Gefüllt wurde der Topf nicht nur mit den für einen Dinnerplatz mehrere 1.000 Euro zahlenden Platzkarten, sondern auch mit einer skurrilen Auktion: Für gut 30.000 Euro ging dabei etwa ein VW Beetle mit - angereichert durch einen Petticoat von Nina Hagen. Freuen dürfen sich andere spendable Mitbieter beispielsweise über einen Abend mit Veronica Ferres sowie das "Gladiator"-Schwert von Ralf Möller.
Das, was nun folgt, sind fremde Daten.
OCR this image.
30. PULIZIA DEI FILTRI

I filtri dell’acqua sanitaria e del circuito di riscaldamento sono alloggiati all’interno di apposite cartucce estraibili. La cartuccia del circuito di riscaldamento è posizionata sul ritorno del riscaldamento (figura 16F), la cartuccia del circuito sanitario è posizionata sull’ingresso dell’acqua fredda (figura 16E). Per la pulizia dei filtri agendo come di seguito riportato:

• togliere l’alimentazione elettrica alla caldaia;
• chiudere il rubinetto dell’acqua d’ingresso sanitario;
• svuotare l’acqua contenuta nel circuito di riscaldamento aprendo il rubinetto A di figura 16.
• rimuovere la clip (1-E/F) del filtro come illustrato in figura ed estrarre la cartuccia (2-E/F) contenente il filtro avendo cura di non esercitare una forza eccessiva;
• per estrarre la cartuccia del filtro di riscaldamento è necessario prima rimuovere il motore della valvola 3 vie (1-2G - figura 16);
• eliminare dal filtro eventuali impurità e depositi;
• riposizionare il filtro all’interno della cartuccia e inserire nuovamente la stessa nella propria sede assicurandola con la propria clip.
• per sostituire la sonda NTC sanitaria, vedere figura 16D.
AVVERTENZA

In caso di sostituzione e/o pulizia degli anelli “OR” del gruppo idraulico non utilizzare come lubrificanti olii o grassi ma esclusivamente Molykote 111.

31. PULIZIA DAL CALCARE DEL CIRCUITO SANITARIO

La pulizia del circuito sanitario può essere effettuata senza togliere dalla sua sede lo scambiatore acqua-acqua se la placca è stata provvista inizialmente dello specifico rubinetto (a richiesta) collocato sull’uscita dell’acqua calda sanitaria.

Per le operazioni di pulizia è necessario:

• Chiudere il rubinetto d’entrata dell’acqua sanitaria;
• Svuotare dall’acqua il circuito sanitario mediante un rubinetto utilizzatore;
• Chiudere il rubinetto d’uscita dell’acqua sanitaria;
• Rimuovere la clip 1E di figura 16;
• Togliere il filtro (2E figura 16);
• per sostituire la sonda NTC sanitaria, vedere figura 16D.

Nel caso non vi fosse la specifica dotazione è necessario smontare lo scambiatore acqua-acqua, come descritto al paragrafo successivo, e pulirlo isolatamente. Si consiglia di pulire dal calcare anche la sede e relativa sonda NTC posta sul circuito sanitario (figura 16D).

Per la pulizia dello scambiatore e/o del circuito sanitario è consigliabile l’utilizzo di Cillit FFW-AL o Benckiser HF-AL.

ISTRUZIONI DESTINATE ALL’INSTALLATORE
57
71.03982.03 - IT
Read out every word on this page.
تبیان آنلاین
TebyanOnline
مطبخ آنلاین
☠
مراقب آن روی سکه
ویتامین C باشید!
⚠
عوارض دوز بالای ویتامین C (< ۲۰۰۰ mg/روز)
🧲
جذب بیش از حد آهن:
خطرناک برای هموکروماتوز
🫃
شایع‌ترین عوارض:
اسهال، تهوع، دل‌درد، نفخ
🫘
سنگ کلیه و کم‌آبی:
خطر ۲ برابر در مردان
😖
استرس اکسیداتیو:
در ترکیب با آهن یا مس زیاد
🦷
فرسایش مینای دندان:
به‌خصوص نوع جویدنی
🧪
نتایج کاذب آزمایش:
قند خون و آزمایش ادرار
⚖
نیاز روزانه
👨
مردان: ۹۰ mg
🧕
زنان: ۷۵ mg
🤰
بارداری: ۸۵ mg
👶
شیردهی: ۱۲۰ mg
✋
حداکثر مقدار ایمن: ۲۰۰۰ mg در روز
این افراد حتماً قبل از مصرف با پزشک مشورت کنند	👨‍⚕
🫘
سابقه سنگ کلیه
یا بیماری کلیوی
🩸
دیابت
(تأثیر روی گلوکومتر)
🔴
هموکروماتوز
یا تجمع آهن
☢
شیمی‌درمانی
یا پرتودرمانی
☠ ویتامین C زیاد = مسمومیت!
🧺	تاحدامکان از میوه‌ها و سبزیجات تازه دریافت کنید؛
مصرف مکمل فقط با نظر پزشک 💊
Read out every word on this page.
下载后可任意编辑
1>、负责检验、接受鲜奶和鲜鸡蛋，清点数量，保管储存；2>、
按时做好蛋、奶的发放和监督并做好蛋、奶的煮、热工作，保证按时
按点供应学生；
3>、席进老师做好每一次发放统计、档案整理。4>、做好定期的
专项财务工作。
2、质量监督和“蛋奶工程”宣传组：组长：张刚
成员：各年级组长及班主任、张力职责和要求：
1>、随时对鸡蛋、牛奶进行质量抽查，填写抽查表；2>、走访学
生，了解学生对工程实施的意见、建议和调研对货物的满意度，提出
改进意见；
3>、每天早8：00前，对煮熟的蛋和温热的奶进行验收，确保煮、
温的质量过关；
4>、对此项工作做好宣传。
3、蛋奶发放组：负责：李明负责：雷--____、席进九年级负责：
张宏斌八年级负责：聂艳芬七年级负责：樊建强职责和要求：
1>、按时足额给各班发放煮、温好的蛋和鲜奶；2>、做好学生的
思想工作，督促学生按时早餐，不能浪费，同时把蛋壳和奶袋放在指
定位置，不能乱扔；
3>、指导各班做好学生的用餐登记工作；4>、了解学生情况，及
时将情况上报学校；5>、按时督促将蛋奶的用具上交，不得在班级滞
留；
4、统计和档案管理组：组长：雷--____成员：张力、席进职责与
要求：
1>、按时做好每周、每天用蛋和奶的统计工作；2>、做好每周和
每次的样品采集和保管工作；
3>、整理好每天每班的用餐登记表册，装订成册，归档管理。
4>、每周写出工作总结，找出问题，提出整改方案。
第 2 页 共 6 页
Die Gastgeberrolle über den Abend, der mit dem Entzünden der von Möller in Empfang genommenen Welt-Friedensflamme am Gendarmenmarkt um 16.00 Uhr startete und weit nach Mitternacht in den Salons und der Lounge des Konzerthauses endete, hatte Roger Moore als UNICEF-Botschafter übernommen. "007" präsentierte stolz das Bundesverdienstkreuz am Revers, das ihm Bundespräsident Rau am Mittag erst übergeben hatte. Um sich geschart hatte Moore neben Hoffman unter anderem auch Christopher Lee. Der Altstar bekam genauso wie der Spontanredner vor ihm stehenden Applaus, als er einen 1941 geschriebenen Brief von Mahatma Gandhi an Hitler mit der Aufforderung: "Im Namen der Menschlichkeit, stoppen Sie den Krieg!" vortrug.